The goal, he said, isn’t to fill up an entire prison wing with parents of truant students. Ideally, the parents would end up in front of a judge in Family Court who could get them the help and services they need. If all goes well, the charges are dropped, and the parent’s record is wiped clean.
“People say you catch more bees with honey than vinegar,” Williams said. “But some people need the vinegar. We have to say, ‘Look, your kid’s not going to school, we might charge you.'”
But Lynch said the school district can’t participate in the D.A.’s initiative because of the Family Educational Rights and Privacy Act (FERPA), a federal law that protects student education records.
“FERPA identifies what data can and cannot be shared,” she said. “Basically, we can share directory information. We can tell [the D.A.’s Office] a student’s address and phone number, but we cannot share student-specific data. We can’t say, ‘John Smith has six unexcused absences, and 10 religious absences, and 25 excused absences.'”
Lynch said the district has turned to the U.S. Department of Education and a Family Court judge for permission to give Williams the information he’d need, but were turned down both times.
Williams argued that there’s another option. FERPA, he said, has a provision that allows for school districts to share additional student information with a law enforcement agency if they obtain a memorandum of understanding.
Lost in all of the back-and-forth is the fact that the school district already has a similar policy in place. Lynch said the district refers chronically truant students and their families to the Department of Human Services.
“I don’t know what people think we do here,” she said. “Attendance is an electronic process, especially in our high schools.

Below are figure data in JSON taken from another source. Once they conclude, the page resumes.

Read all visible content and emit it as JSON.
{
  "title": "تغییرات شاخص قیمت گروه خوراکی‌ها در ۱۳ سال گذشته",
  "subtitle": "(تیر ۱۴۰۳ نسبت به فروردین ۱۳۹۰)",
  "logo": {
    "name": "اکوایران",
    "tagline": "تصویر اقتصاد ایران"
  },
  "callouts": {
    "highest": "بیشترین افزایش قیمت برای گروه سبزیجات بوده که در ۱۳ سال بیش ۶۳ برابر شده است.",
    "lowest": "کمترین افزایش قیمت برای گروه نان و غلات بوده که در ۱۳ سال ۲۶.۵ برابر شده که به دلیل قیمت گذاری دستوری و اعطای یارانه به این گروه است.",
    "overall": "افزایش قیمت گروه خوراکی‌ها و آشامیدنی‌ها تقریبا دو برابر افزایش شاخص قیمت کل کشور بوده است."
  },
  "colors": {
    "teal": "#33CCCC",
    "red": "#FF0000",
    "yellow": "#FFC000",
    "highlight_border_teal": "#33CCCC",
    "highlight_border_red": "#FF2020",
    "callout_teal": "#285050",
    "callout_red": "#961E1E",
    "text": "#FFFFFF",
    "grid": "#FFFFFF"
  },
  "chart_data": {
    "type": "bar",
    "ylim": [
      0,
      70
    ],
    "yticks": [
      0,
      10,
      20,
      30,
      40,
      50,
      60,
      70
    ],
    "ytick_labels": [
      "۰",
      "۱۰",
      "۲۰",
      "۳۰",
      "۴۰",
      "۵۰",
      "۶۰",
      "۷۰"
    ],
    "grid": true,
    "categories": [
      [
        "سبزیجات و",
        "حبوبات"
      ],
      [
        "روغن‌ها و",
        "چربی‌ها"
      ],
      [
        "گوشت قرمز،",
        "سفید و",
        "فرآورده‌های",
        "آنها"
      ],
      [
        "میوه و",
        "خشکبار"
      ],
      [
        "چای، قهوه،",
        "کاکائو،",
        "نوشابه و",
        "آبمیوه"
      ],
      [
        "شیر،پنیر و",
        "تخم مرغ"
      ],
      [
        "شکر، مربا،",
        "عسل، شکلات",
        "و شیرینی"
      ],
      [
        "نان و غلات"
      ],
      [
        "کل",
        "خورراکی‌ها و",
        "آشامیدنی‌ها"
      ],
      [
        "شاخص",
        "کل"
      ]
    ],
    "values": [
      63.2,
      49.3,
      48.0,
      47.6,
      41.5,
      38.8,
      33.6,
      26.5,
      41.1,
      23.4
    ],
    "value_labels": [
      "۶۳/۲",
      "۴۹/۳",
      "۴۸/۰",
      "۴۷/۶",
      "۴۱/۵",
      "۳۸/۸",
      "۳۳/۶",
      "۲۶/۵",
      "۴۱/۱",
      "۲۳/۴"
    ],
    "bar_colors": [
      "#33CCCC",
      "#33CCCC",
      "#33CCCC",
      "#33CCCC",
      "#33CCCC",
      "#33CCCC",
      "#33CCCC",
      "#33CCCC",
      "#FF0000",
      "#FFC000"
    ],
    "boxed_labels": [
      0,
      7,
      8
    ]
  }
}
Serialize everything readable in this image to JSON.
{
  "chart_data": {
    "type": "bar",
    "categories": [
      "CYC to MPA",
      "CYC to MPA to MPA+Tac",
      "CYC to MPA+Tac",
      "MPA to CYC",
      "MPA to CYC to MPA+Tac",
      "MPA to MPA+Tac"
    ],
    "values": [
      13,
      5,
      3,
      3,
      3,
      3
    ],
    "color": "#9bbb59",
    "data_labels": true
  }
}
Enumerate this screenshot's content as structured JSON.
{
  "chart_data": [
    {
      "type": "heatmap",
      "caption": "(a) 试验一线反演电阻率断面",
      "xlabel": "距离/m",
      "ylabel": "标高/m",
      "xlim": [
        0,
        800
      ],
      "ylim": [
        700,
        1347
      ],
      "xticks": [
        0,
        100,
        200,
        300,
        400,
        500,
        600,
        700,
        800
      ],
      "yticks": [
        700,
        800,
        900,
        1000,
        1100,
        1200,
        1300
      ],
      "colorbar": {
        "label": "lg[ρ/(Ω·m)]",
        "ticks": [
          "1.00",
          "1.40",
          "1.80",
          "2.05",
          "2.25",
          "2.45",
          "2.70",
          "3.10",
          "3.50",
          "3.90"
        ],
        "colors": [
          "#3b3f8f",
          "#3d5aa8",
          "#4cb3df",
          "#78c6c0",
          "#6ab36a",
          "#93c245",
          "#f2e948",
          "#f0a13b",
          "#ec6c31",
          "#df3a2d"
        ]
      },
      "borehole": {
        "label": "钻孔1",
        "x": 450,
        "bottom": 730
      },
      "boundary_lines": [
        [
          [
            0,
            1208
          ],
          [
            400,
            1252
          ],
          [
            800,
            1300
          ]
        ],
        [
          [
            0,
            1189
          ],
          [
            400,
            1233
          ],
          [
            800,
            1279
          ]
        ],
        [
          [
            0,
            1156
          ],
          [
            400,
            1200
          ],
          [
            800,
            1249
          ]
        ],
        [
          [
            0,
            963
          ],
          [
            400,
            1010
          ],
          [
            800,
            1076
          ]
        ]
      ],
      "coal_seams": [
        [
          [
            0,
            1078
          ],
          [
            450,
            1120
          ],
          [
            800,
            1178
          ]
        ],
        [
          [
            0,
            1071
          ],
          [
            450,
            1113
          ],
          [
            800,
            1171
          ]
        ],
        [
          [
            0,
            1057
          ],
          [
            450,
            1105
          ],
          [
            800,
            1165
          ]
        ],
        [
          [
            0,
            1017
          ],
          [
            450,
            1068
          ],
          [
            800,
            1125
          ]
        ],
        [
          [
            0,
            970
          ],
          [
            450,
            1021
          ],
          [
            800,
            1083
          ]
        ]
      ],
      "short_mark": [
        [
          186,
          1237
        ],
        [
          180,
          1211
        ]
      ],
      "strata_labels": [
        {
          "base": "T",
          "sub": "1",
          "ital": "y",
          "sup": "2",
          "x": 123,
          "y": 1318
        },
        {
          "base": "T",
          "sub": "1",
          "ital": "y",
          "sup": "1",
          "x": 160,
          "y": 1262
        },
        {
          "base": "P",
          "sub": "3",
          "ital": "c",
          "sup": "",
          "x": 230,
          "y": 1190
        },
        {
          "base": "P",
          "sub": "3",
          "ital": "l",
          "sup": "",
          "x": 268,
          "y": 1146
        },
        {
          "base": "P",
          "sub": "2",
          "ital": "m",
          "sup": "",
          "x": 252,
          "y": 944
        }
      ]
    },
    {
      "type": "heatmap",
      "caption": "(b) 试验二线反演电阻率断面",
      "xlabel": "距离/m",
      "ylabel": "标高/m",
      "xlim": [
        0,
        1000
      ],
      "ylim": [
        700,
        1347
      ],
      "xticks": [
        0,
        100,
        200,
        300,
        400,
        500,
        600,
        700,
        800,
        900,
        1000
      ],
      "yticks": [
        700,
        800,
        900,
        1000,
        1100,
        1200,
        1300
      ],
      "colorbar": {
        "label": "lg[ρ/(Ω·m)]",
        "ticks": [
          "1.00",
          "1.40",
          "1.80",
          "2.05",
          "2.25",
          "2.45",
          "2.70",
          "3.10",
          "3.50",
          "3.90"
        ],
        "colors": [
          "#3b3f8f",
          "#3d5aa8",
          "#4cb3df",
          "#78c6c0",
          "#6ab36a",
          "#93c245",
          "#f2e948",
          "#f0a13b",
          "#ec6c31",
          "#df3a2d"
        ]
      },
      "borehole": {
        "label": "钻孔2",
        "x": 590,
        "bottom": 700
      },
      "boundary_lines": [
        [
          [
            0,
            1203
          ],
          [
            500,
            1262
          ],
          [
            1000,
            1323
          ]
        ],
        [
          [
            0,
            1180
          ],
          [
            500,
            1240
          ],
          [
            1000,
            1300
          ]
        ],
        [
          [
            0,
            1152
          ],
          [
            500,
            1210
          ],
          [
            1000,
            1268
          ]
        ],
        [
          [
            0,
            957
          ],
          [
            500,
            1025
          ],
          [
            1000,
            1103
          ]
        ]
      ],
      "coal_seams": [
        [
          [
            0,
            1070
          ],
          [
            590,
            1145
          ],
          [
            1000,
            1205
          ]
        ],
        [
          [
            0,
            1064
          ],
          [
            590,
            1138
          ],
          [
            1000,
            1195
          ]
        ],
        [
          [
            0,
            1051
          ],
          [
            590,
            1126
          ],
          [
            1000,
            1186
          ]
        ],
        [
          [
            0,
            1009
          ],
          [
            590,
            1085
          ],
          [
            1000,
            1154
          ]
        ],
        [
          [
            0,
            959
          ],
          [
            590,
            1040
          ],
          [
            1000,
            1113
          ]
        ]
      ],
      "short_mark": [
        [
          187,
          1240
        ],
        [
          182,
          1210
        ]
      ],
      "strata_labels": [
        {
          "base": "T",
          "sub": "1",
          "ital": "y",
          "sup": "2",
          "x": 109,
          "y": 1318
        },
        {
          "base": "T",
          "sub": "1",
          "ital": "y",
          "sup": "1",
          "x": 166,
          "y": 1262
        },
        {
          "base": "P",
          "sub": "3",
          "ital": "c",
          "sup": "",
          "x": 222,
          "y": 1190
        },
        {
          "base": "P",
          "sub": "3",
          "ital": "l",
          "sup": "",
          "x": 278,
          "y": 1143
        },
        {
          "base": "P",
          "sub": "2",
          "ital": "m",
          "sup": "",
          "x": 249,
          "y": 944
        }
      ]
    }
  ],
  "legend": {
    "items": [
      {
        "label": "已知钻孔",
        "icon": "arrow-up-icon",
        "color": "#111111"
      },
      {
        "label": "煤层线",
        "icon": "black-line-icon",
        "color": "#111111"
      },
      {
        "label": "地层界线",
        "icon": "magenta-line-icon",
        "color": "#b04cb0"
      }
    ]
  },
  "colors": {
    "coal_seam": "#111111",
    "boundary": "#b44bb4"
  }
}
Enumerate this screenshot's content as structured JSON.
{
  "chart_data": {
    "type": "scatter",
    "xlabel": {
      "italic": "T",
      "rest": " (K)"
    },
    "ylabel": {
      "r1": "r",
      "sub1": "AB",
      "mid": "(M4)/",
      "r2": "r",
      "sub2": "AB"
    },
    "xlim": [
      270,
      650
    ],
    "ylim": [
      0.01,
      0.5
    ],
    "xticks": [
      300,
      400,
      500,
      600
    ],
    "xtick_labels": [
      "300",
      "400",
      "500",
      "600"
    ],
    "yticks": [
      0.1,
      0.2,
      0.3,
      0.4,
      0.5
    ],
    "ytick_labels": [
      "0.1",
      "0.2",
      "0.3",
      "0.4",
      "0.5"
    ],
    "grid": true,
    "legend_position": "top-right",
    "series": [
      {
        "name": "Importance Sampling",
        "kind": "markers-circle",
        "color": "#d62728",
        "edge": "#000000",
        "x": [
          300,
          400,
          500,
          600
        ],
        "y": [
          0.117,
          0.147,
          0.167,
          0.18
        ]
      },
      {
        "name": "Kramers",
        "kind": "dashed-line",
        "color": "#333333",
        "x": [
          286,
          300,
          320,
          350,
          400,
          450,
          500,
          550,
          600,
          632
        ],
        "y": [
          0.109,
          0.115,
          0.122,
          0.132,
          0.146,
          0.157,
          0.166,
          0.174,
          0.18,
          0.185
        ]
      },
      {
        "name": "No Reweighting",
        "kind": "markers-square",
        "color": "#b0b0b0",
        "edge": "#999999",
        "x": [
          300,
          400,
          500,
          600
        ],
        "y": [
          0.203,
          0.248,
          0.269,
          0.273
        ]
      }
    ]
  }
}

We’re accurately keeping track of who’s there and who’s not there … it’s not something we do haphazardly.”
Williams said he’s not trying to antagonize the district or Superintendent William Hite. There’s a worrisome connection between kids who drop out of school, or don’t bother going regularly, and then end up committing a violent crime, or becoming the victim of one.
“I’m just saying, clearly what we’re doing now isn’t enough,” he said. We have a dysfunctional system, and I want to be part of the solution.”